El tejido se coloca en una caja oscura durante unos cuantos días o algunas semanas, tiempo durante el cual las partículas emitidas por el isótopo radioactivo chocan con la emulsión sobre los sitios de las células en los que está localizado el isótopo. La emulsión se revela y fija por técnicas fotográficas, lo que deja pequeños granos de plata sobre las porciones expuestas de la emulsión. A continuación el ejemplar se sella con un cubreobjetos y se observa al microscopio.

Se ha empleado este método para vigilar la incorporación de prolina como función del tiempo, a la membrana basal subyacente a las células endodérmicas del saco vitelino (fig. 1-6L). Se empleó una adaptación del método de autorradiografía para el microscopio electrónico a fin de demostrar que la prolina tritiada aparece primero en el citosol de la células endodérmicas, viaja a continuación hacia el retículo endoplásmico rugoso, pasa después al aparato de Golgi, luego se incluye en vesículas y, por último, se incorpora en la matriz extracelular (fig.1-7t). De esta manera se demostró, por medios visuales, la sucesión de acontecimientos que se producen en la síntesis de colágena, proteína principal de la membrana basal.

Microscopia electrónica

En los microscopios de la luz, las lentes ópticas enfocan la luz visible (luz de fotones). En los microscopios electrónicos son electomagnetos los que enfocan un haz de electrones. Como la longitud de onda de un haz de electrones es mucho más corta que la de la luz visible, los microscopios electrónicos son capaces en teórica de resolver dos objetos separados por 0.005 nm entre sí. En la práctica la resolución del microscopio electrónico de transmisión es de cerca de 0.2 nm, más de 1 000 veces la resolución del microscopio de la luz compuesto. La resolución del microscopio electrónico de barrido es de cerca de 10 nm, mucho menos que la de los instrumentos de transmisión. Más aún, los microscopios electrónicos modernos pueden amplificar un objeto hasta 150 000 veces; esta amplificación es lo suficientemente poderosa para ver las macromoléculas individuales como el DNA y la miosina.

Microscopia electrónica de transmisión

La preparación de tejidos para microscopia electrónica de transmisión (MET) abarca las mismas etapas básicas que la microscopia de luz. Se han desarrollado fijadores especiales para el empleo de la MET, puesto que el mayor poder de resolución del microscopio electrónico requiere enlaces cruzados más finos y más específicos de las proteínas. Estos fijadores, que incluyen soluciones amortiguadas de glutaraldehído, paraformaldehído, tetróxido de osmio y permanganato de potasio, no sólo preservan los detalles estructurales finos, sino que también actúan como tinciones electrón-densas, que permiten la observación del tejido con el haz de electrones.
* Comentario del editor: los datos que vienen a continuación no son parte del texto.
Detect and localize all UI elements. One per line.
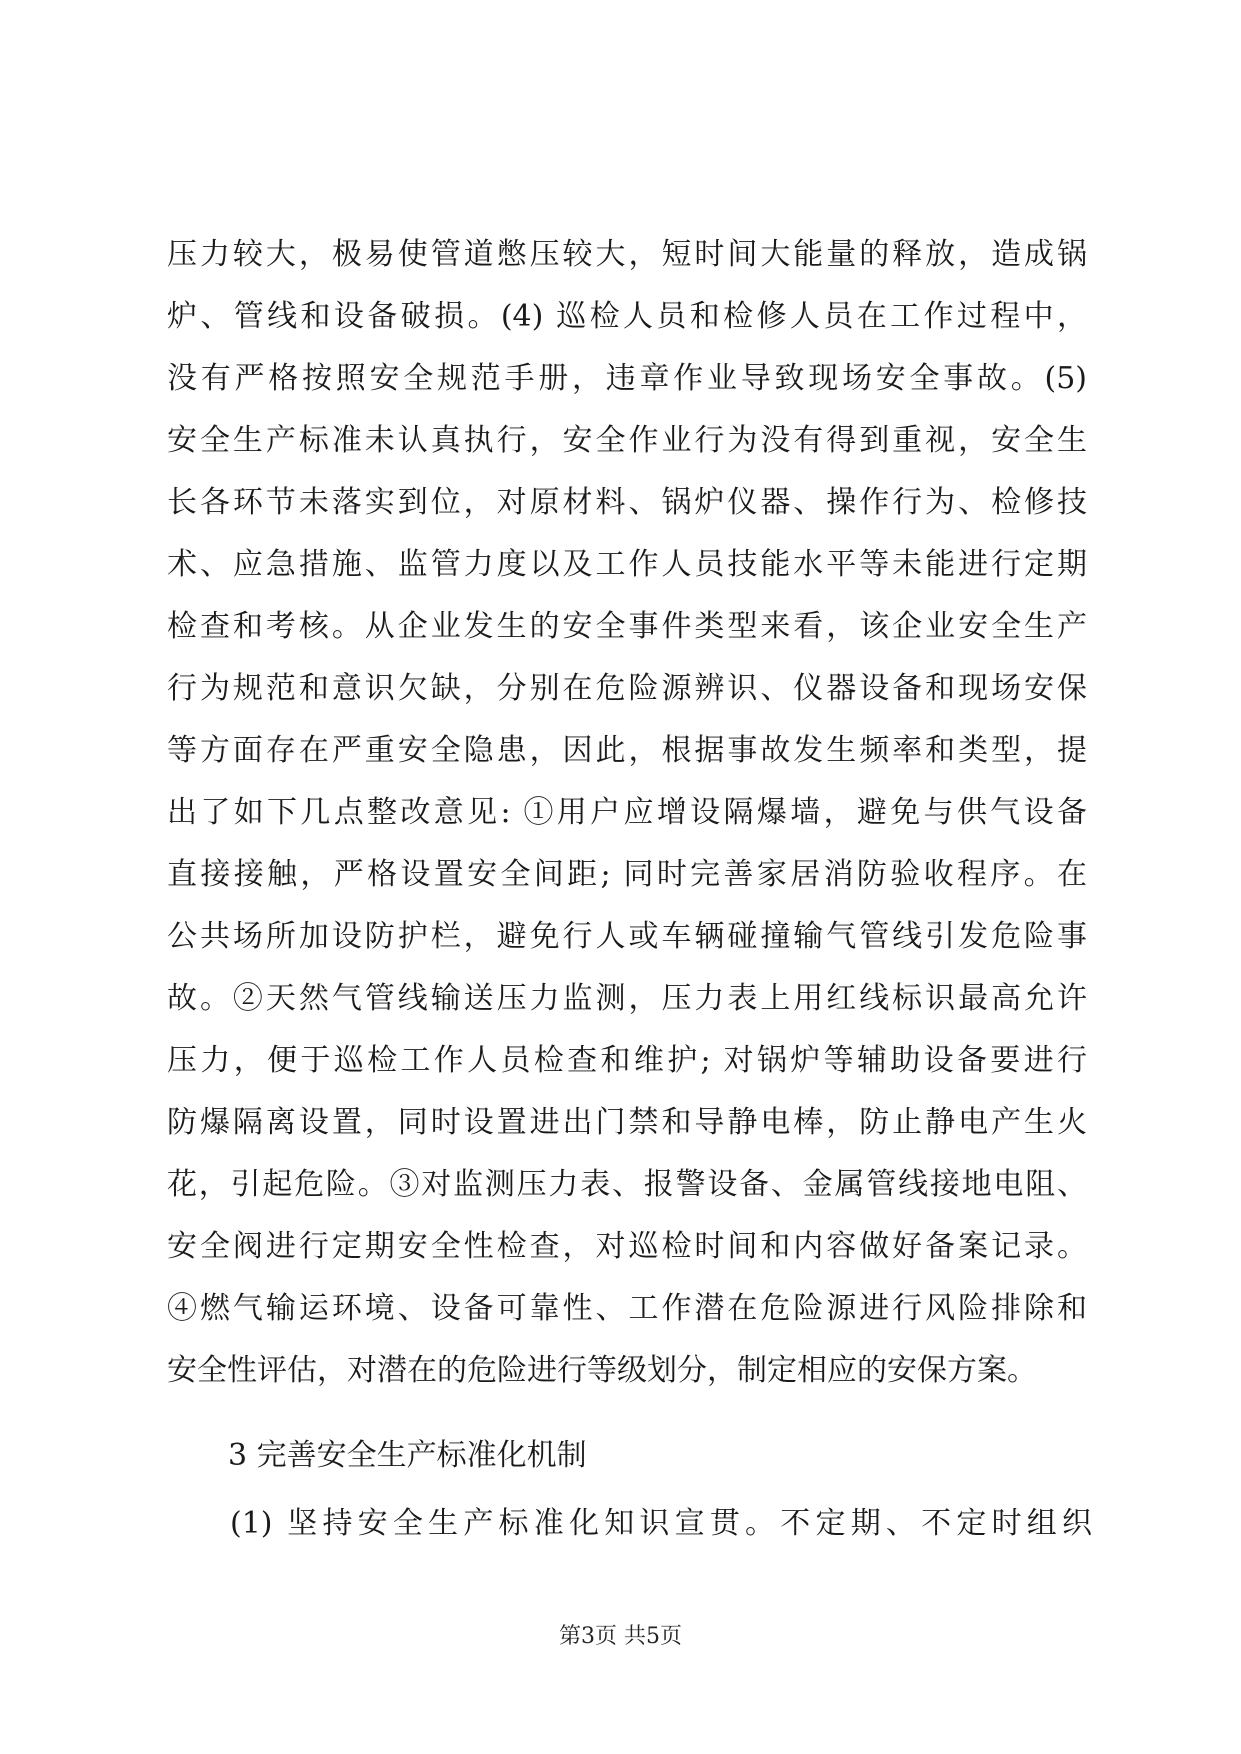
paragraph-line: 安全性评估，对潜在的危险进行等级划分，制定相应的安保方案。 [167,1353,1037,1388]
paragraph-line: 压力较大，极易使管道憋压较大，短时间大能量的释放，造成锅 [167,237,1087,272]
paragraph-line: 故。②天然气管线输送压力监测，压力表上用红线标识最高允许 [167,981,1087,1016]
paragraph-line: 安全生产标准未认真执行，安全作业行为没有得到重视，安全生 [167,423,1087,458]
paragraph-line: 没有严格按照安全规范手册，违章作业导致现场安全事故。(5) [167,361,1087,396]
paragraph-line: 防爆隔离设置，同时设置进出门禁和导静电棒，防止静电产生火 [167,1105,1087,1140]
page-footer: 第3页 共5页 [559,1624,682,1649]
paragraph-line: 压力，便于巡检工作人员检查和维护; 对锅炉等辅助设备要进行 [167,1043,1087,1078]
sub-paragraph-line: (1) 坚持安全生产标准化知识宣贯。不定期、不定时组织 [230,1506,1092,1541]
paragraph-line: 花，引起危险。③对监测压力表、报警设备、金属管线接地电阻、 [167,1167,1087,1202]
body-paragraph [167,224,1087,1402]
paragraph-line: 直接接触，严格设置安全间距; 同时完善家居消防验收程序。在 [167,857,1087,892]
paragraph-line: 炉、管线和设备破损。(4) 巡检人员和检修人员在工作过程中， [167,299,1087,334]
paragraph-line: ④燃气输运环境、设备可靠性、工作潜在危险源进行风险排除和 [167,1291,1087,1326]
paragraph-line: 等方面存在严重安全隐患，因此，根据事故发生频率和类型，提 [167,733,1087,768]
paragraph-line: 术、应急措施、监管力度以及工作人员技能水平等未能进行定期 [167,547,1087,582]
paragraph-line: 公共场所加设防护栏，避免行人或车辆碰撞输气管线引发危险事 [167,919,1087,954]
paragraph-line: 长各环节未落实到位，对原材料、锅炉仪器、操作行为、检修技 [167,485,1087,520]
paragraph-line: 检查和考核。从企业发生的安全事件类型来看，该企业安全生产 [167,609,1087,644]
paragraph-line: 安全阀进行定期安全性检查，对巡检时间和内容做好备案记录。 [167,1229,1087,1264]
section-heading: 3 完善安全生产标准化机制 [228,1438,587,1473]
paragraph-line: 行为规范和意识欠缺，分别在危险源辨识、仪器设备和现场安保 [167,671,1087,706]
paragraph-line: 出了如下几点整改意见: ①用户应增设隔爆墙，避免与供气设备 [167,795,1087,830]
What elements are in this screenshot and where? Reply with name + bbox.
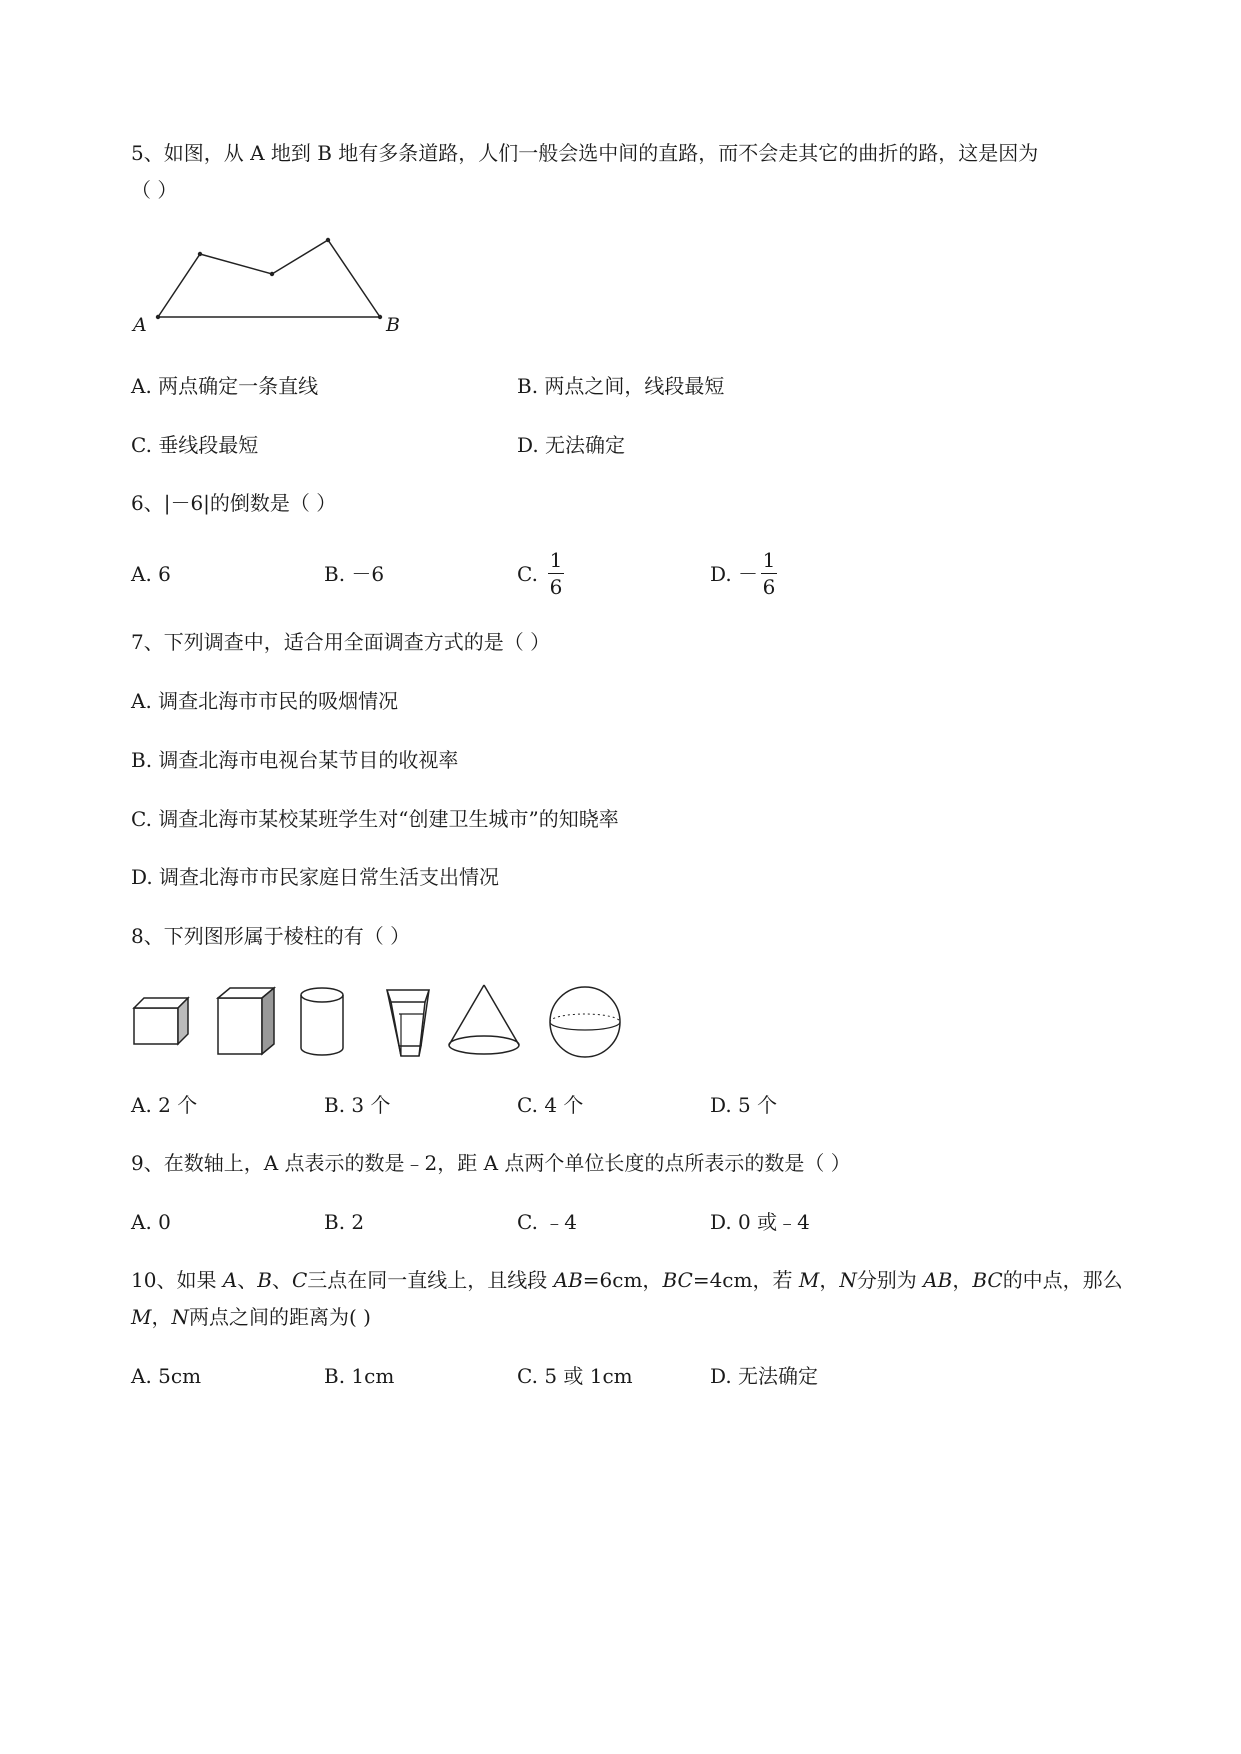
sphere-icon (547, 986, 623, 1058)
q6-option-c-fraction[interactable]: 1 6 (549, 548, 563, 599)
q8-option-d[interactable]: D. 5 个 (710, 1093, 778, 1117)
frustum-icon (385, 988, 433, 1058)
q6-option-c-letter[interactable]: C. (517, 562, 538, 586)
cone-icon (447, 983, 521, 1057)
q5-stem-line2: （ ） (131, 178, 178, 202)
q8-option-a[interactable]: A. 2 个 (131, 1093, 198, 1117)
q9-option-c[interactable]: C. ﹣4 (517, 1210, 578, 1234)
cube-icon (216, 986, 276, 1056)
q5-option-b[interactable]: B. 两点之间，线段最短 (517, 374, 725, 398)
q10-stem-line1: 10、如果 A、B、C三点在同一直线上，且线段 AB=6cm，BC=4cm，若 M，N分别为 AB，BC的中点，那么 (131, 1268, 1123, 1292)
q6-option-a[interactable]: A. 6 (131, 562, 171, 586)
q8-option-b[interactable]: B. 3 个 (324, 1093, 391, 1117)
q5-point-a-label: A (133, 314, 147, 336)
q8-option-c[interactable]: C. 4 个 (517, 1093, 584, 1117)
q10-option-a[interactable]: A. 5cm (131, 1364, 202, 1388)
q6-option-d-letter[interactable]: D. － (710, 562, 759, 586)
q5-option-c[interactable]: C. 垂线段最短 (131, 433, 259, 457)
q5-route-figure (130, 230, 410, 340)
q10-option-c[interactable]: C. 5 或 1cm (517, 1364, 633, 1388)
q9-option-d[interactable]: D. 0 或﹣4 (710, 1210, 810, 1234)
q7-option-c[interactable]: C. 调查北海市某校某班学生对“创建卫生城市”的知晓率 (131, 807, 619, 831)
q7-option-d[interactable]: D. 调查北海市市民家庭日常生活支出情况 (131, 865, 500, 889)
q10-option-d[interactable]: D. 无法确定 (710, 1364, 819, 1388)
q7-option-a[interactable]: A. 调查北海市市民的吸烟情况 (131, 689, 399, 713)
q9-option-b[interactable]: B. 2 (324, 1210, 365, 1234)
q5-option-a[interactable]: A. 两点确定一条直线 (131, 374, 319, 398)
cuboid-icon (132, 996, 192, 1048)
q5-option-d[interactable]: D. 无法确定 (517, 433, 626, 457)
q6-option-d-fraction[interactable]: 1 6 (762, 548, 776, 599)
q9-stem: 9、在数轴上，A 点表示的数是﹣2，距 A 点两个单位长度的点所表示的数是（ ） (131, 1151, 851, 1175)
q6-option-b[interactable]: B. －6 (324, 562, 385, 586)
q5-point-b-label: B (386, 314, 400, 336)
q9-option-a[interactable]: A. 0 (131, 1210, 171, 1234)
q8-stem: 8、下列图形属于棱柱的有（ ） (131, 924, 411, 948)
q7-stem: 7、下列调查中，适合用全面调查方式的是（ ） (131, 630, 551, 654)
q10-option-b[interactable]: B. 1cm (324, 1364, 395, 1388)
q7-option-b[interactable]: B. 调查北海市电视台某节目的收视率 (131, 748, 459, 772)
cylinder-icon (299, 986, 345, 1058)
q10-stem-line2: M，N两点之间的距离为( ) (131, 1305, 371, 1329)
q5-stem-line1: 5、如图，从 A 地到 B 地有多条道路，人们一般会选中间的直路，而不会走其它的曲折的路，这是因为 (131, 141, 1039, 165)
q6-stem: 6、|－6|的倒数是（ ） (131, 491, 337, 515)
Como estos fijadores penetran en los tejidos frescos incluso menos que los que se emplean en la microscopia de luz, se infiltran fragmentos relativamente pequeños de tejidos en grandes volúmenes fijadores. Los bloques tisulares para la MET no suelen medir más de un milímetro cúbico. Se han desarrollado medios adecuados de embebimiento, como resina epóxica; los tejidos embebidos en plástico se pueden cortar hasta cortes ultradelgados (de 25 a 100 nm de espesor) que no absorben el has de electrones.

Los haces de electrones se producen en una cámara de vacío mediante calentamiento de un filamento de tungsteno, llamado cátodo. A continuación los electrones resultan atraídos hacia el ánodo, de carga positiva, que es una placa metálica en forma de rosca con un agujero central.